Before people develop type 2 diabetes, they almost always have “pre-diabetes”. This is blood glucose levels that are higher than normal hence not yet high enough to be diagnosed as diabetes. There are 88 million people in the United States who have pre-diabetes. Pre-diabetes is a serious medical condition that can be treated. Several studies have shown that before pre-diabetes is even diagnosed some long-term damage to the body, especially the heart and circulatory system, may already be occurring.
The Good News
The good news is that by managing your blood glucose when you have pre-diabetes, you can delay or prevent type 2 diabetes from ever developing. Certainly, there is a lot you can do yourself to know if you are at risk for pre-diabetes and to take action to prevent diabetes if you have, or are at risk for, pre-diabetes.
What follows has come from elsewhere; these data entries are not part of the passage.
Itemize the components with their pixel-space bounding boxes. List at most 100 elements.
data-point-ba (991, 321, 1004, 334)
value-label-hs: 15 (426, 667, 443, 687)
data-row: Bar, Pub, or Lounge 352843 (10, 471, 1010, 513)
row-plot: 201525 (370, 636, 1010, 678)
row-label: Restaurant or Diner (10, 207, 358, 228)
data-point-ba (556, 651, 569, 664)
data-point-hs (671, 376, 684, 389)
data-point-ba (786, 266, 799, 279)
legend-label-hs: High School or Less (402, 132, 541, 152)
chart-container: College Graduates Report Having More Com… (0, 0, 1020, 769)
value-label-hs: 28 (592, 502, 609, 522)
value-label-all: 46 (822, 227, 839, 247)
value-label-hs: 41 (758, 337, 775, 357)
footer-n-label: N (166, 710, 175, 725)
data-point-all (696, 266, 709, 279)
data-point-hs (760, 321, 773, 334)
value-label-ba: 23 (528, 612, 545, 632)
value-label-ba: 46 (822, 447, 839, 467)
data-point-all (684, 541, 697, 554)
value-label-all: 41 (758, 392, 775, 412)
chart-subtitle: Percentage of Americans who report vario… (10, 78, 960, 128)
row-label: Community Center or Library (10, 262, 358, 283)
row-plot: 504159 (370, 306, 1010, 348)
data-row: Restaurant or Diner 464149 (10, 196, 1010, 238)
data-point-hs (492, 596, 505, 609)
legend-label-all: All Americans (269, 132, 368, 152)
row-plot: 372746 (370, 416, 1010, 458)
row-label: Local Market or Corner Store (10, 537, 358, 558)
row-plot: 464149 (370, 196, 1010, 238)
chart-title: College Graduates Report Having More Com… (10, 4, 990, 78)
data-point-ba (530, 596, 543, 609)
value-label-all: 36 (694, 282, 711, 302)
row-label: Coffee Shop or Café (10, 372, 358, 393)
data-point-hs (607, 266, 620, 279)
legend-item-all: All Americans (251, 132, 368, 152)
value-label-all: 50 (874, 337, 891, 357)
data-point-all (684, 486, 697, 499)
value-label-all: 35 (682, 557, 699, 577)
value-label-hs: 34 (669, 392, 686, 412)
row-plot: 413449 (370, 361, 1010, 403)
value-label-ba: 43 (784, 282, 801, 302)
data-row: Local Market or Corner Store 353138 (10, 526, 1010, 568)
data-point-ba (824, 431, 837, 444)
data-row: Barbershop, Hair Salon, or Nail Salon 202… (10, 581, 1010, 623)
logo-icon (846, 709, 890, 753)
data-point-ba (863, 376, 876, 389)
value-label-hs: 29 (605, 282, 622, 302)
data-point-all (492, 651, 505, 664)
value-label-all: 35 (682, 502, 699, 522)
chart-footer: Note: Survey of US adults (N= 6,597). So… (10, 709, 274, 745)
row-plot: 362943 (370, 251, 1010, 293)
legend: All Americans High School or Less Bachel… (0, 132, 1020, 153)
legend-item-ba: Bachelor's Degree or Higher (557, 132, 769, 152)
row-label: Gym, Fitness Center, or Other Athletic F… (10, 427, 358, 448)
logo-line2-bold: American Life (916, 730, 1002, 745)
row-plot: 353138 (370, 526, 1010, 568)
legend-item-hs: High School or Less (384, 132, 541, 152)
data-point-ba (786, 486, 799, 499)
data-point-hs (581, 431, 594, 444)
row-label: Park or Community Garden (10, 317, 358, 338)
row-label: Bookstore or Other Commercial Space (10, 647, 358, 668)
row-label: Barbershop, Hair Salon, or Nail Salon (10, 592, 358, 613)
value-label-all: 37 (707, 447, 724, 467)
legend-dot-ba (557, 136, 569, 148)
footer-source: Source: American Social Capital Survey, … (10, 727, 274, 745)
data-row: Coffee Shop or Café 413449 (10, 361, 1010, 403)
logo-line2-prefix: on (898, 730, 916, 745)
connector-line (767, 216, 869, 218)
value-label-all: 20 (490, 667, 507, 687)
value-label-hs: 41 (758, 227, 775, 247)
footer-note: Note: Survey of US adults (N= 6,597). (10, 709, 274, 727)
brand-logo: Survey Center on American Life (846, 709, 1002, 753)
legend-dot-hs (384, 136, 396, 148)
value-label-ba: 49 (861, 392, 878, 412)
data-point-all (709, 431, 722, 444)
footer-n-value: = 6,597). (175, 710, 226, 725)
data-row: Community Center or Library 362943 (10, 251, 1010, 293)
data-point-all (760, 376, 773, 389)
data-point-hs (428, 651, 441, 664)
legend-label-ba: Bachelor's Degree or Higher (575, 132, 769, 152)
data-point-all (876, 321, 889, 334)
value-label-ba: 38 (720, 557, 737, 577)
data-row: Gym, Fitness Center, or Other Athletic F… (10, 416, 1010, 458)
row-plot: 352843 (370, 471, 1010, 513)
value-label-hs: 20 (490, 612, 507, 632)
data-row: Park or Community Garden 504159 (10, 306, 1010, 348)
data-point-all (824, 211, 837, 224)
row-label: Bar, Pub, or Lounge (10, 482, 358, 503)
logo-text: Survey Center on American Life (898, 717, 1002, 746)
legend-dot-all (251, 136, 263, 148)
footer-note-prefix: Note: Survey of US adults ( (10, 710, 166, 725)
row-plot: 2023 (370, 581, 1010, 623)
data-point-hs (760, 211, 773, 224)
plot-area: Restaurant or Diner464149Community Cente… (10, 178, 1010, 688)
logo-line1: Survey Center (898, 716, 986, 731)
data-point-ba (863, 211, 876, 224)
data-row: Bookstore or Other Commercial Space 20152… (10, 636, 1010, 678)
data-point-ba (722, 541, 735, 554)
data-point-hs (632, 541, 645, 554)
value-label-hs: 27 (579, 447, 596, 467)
The results of a major study showed that people with pre-diabetes can prevent the development of type 2 diabetes. For instance, by making changes in their diet and increasing their level of physical activity.
Although this same study showed that some medications may delay the development of diabetes, diet and exercise worked better. Participants in the study reduced their risk of diabetes by 58% with the inclusion of 30 minutes of daily physical activity and a healthy diet that lead to a small degree of weight loss (5% to 10% of body weight).